With the completion of half a decade of GST implementation in July, a majority of the industry professionals feel that overall input credit management vis-à-vis GST rules is one of the top issues faced in complying with the GST law. Keeping track of the changing tax landscape and developments ranks as the other key challenge, especially by the consumer and MSME sector. Within the GST law and its compliance, increased tax regulations and reporting demands from tax authorities topped the chart as main challenges. Some ground still needs to be covered as far as implementation efforts go, especially to save one’s time and ease taxpayers’ burden during audit/investigation proceedings.
In a statement, Mahesh Jaising, Partner and Leader – Indirect Tax, Deloitte Touche Tohmatsu India LLP, said, “The transition to the ‘one nation, one tax’ reform was introduced to build an end-to-end, technology-based tax ecosystem to lower compliance burden on businesses. The buoyancy in the tax collection in recent months is an indicator of the success that this technologically driven tax reform has brought into the system and reflects the taxpayer-friendly nature of GST regime. It will be interesting to watch new developments coming under the GST space with a decision expected on the extension of GST compensation cess; proposals to increase and scope of GST on online gaming; setting up of the GST tribunal; and GST small seller parity issue.”
The foundation of the GST regime is based on technology. The introduction of GST gave a push to Indian companies to upgrade their technological infrastructure. About 80% leaders believe that the government has done well in automating tax compliances and 74% believe that government should continue to work on simplifying the tax system to enhance the EoDB. The automation of tax compliances has brought major synergies and efficiencies compared with the erstwhile regime, following the introduction of a ‘one-stop-shop’ portal (GSTN) to ensure compliances under GST.
Respondents also believe that the government’s continued adoption of progressive concepts, such as e-invoicing and establishing GSTN (which is transcoded with advanced analytical tools to use taxpayer data), has resulted in positive outcomes for businesses and tax authorities. This move has increased transparency and helped control tax evasion in the country.

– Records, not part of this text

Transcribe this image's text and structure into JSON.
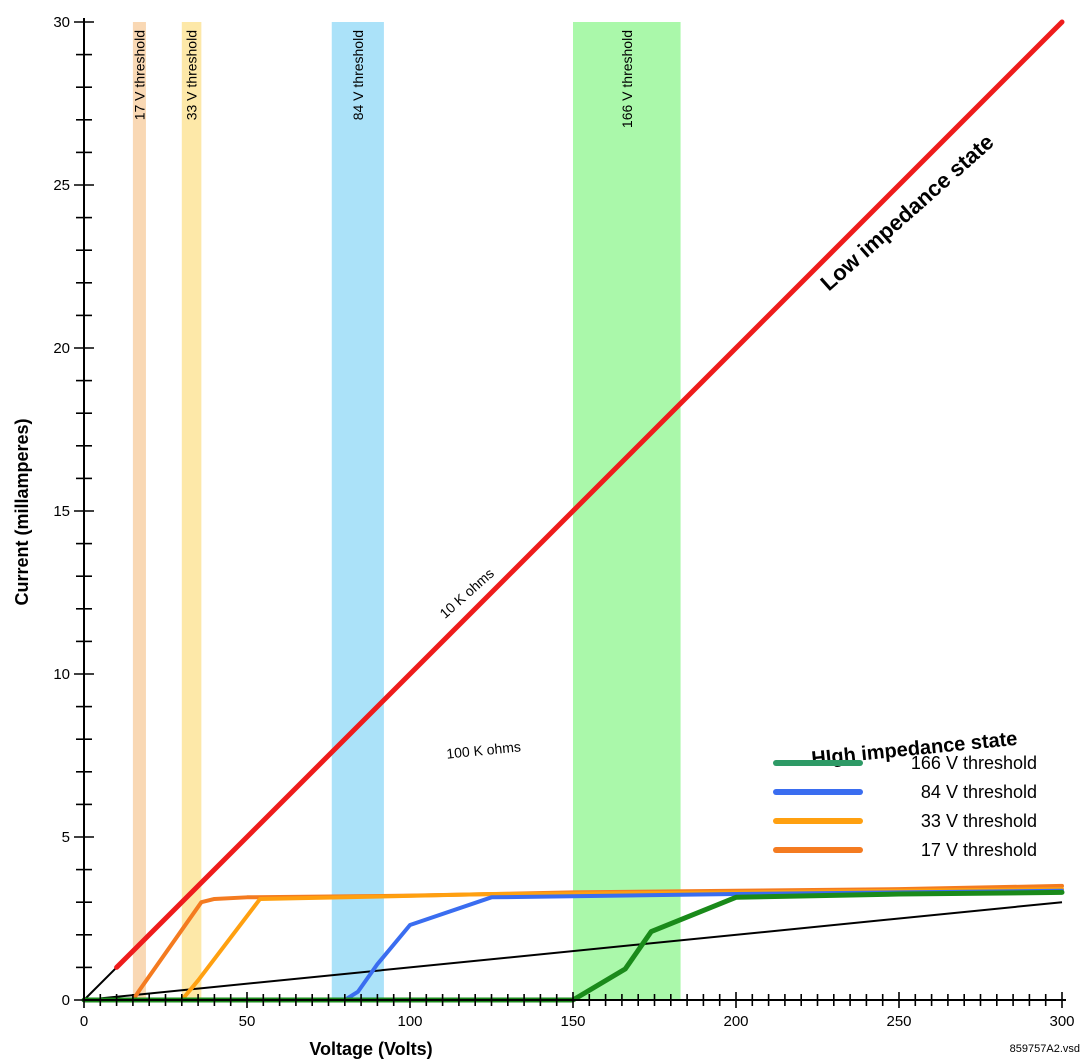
{
  "chart_data": {
    "type": "line",
    "xlabel": "Voltage (Volts)",
    "ylabel": "Current (millamperes)",
    "xlim": [
      0,
      300
    ],
    "ylim": [
      0,
      30
    ],
    "x_ticks": [
      0,
      50,
      100,
      150,
      200,
      250,
      300
    ],
    "y_ticks": [
      0,
      5,
      10,
      15,
      20,
      25,
      30
    ],
    "grid": false,
    "legend_position": "bottom-right",
    "threshold_bands": [
      {
        "label": "17 V threshold",
        "x_range": [
          15,
          19
        ],
        "color": "#f9d8b4"
      },
      {
        "label": "33 V threshold",
        "x_range": [
          30,
          36
        ],
        "color": "#fde8a8"
      },
      {
        "label": "84 V threshold",
        "x_range": [
          76,
          92
        ],
        "color": "#abe2f9"
      },
      {
        "label": "166 V threshold",
        "x_range": [
          150,
          183
        ],
        "color": "#aaf8aa"
      }
    ],
    "reference_lines": [
      {
        "label": "10 K ohms",
        "color": "#000000",
        "points": [
          [
            0,
            0
          ],
          [
            10,
            1
          ]
        ]
      },
      {
        "label": "100 K ohms",
        "color": "#000000",
        "points": [
          [
            0,
            0
          ],
          [
            300,
            3
          ]
        ]
      }
    ],
    "series": [
      {
        "name": "Low impedance state",
        "color": "#ee1c1c",
        "width": 5,
        "points": [
          [
            10,
            1
          ],
          [
            300,
            30
          ]
        ]
      },
      {
        "name": "17 V threshold",
        "color": "#f47b20",
        "width": 4,
        "points": [
          [
            0,
            0
          ],
          [
            15,
            0
          ],
          [
            17,
            0.3
          ],
          [
            36,
            3.0
          ],
          [
            40,
            3.1
          ],
          [
            50,
            3.15
          ],
          [
            100,
            3.2
          ],
          [
            150,
            3.3
          ],
          [
            200,
            3.35
          ],
          [
            250,
            3.4
          ],
          [
            300,
            3.5
          ]
        ]
      },
      {
        "name": "33 V threshold",
        "color": "#ffa010",
        "width": 4,
        "points": [
          [
            0,
            0
          ],
          [
            30,
            0
          ],
          [
            35,
            0.6
          ],
          [
            54,
            3.1
          ],
          [
            80,
            3.15
          ],
          [
            125,
            3.25
          ],
          [
            200,
            3.3
          ],
          [
            300,
            3.4
          ]
        ]
      },
      {
        "name": "84 V threshold",
        "color": "#3a6df0",
        "width": 4,
        "points": [
          [
            0,
            0
          ],
          [
            80,
            0
          ],
          [
            84,
            0.25
          ],
          [
            90,
            1.1
          ],
          [
            100,
            2.3
          ],
          [
            125,
            3.15
          ],
          [
            200,
            3.25
          ],
          [
            300,
            3.35
          ]
        ]
      },
      {
        "name": "166 V threshold",
        "color": "#1a8a1a",
        "width": 5,
        "points": [
          [
            0,
            0
          ],
          [
            150,
            0
          ],
          [
            166,
            0.95
          ],
          [
            174,
            2.1
          ],
          [
            200,
            3.15
          ],
          [
            250,
            3.25
          ],
          [
            300,
            3.3
          ]
        ]
      }
    ],
    "legend": [
      {
        "label": "166 V threshold",
        "color": "#2e9a66"
      },
      {
        "label": "84 V threshold",
        "color": "#3a6df0"
      },
      {
        "label": "33 V threshold",
        "color": "#ffa010"
      },
      {
        "label": "17 V threshold",
        "color": "#f47b20"
      }
    ],
    "annotations": {
      "low_impedance": "Low impedance state",
      "high_impedance": "HIgh impedance state",
      "ten_k": "10 K ohms",
      "hundred_k": "100 K ohms"
    },
    "footnote": "859757A2.vsd"
  }
}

The launch of GST mandated coordination between tax experts and technology teams in introducing and tweaking ERP software as the GST rules keep updating. 60% respondents stated that upgrading their technology is the most challenging aspect of revamping
. This is followed by existence of multiple systems and lack of a unified system, confirmed 53% industry experts.
As GST completes half a decade in July, 59% industry leaders applauded the government’s approach of proactively issuing instructions and clarification, and streamlining processes, the survey stated. This move has helped avoid any unnecessary pile up of litigation and unending disputes. While automation of tax compliances emerged as the top area (80%) where the government has helped, upgrading technology remains a key ask (with 61%) requiring the government’s attention. In the future, 28% leaders look forward to use high-level automation, with no manual interventions, in their businesses.
The survey further added that the industry looks forward to finding resolution to simplification of input tax credit matching, followed by reducing operational complexities for taxpayers. Industry leaders also consider managing tax disputes and the absence of appellate forums to resolve disputes as significant issues leading to serious long-term ramifications.